Per quanto riguarda i **trend recenti**, il mercato interno mostra segni di stabilità e riconquista del terreno perso durante il Covid. Ad esempio, nel biennio 2021-2022 il consumo è aumentato da 19,8 a 22,5 milioni di ettolitri[[13]](https://brewersofeurope.eu/wp-content/uploads/2024/10/Italy.pdf), trainato da una forte ripresa del canale horeca. Nel 2023-24 invece si è assistito a una leggera flessione, in parte attribuibile all'aumento dei prezzi e a contesti economici difficili. Rimane comunque il fatto che il fatturato complessivo del settore birrario vale circa **9,5 miliardi di euro** in Italia (prevalentemente generati dalle birre industriali)[[4]](https://www.lacasettacraftbeercrew.it/dati-e-statistiche-birra-artigianale-2020-2025/).

È interessante notare anche il crescente contributo di birre dal basso contenuto alcolico: secondo AssoBirra, le birre "low & no alcohol" hanno raggiunto nel 2024 una quota di mercato del 2,11%[[14]](https://cronachedibirra.it/media-libri-e-pubblicazioni/56559/annual-report-2024-numeri-ancora-in-calo-per-la-birra-in-italia-ma-si-intravede-la-luce-alla-fine-del-tunnel/), pur restando un segmento di nicchia. Dati più qualitativi evidenziano che **il 25% dei giovani della Gen Z sceglie regolarmente birre analcoliche**, indicando una futura possibile crescita di questa categoria[[15]](https://www.igrandivini.com/non-solo-vino/birra/come-cambia-il-consumo-di-birra-tra-gen-z-millennials-e-gen-x/).

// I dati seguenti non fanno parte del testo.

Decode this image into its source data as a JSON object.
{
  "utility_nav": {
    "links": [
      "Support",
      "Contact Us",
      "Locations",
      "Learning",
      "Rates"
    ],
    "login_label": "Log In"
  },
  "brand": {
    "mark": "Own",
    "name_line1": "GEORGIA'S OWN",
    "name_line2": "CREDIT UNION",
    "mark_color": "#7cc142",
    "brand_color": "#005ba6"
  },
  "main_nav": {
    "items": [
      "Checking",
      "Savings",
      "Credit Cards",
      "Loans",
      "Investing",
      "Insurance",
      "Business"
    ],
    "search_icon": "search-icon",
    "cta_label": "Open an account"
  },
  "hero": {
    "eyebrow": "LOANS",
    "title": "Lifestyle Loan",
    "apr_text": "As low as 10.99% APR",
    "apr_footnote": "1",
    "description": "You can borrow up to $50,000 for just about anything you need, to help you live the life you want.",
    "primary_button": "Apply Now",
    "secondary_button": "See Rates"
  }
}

## Differenze regionali di consumo

I consumi di birra in Italia presentano marcate differenze territoriali. Le regioni del **Nord** detengono la quota maggiore del mercato: circa il 45% della birra venduta nel paese viene consumata nelle regioni settentrionali[[16]](https://www.lacasettacraftbeercrew.it/il-consumo-di-birra-in-italia-i-dati-aggiornati-al-2025/). In particolare, la **Lombardia** è la regione leader, con circa il 18% del consumo nazionale[[16]](https://www.lacasettacraftbeercrew.it/il-consumo-di-birra-in-italia-i-dati-aggiornati-al-2025/). Altre regioni del Nord, come Veneto, Emilia-Romagna e Piemonte, registrano livelli pro capite elevati e trend di crescita costanti. Secondo recenti stime, in Lombardia si beve mediamente 42 litri pro capite all'anno (2023), seguita dal Veneto con 39 L[[17]](https://www.lacasettacraftbeercrew.it/il-consumo-di-birra-in-italia-i-dati-aggiornati-al-2025/).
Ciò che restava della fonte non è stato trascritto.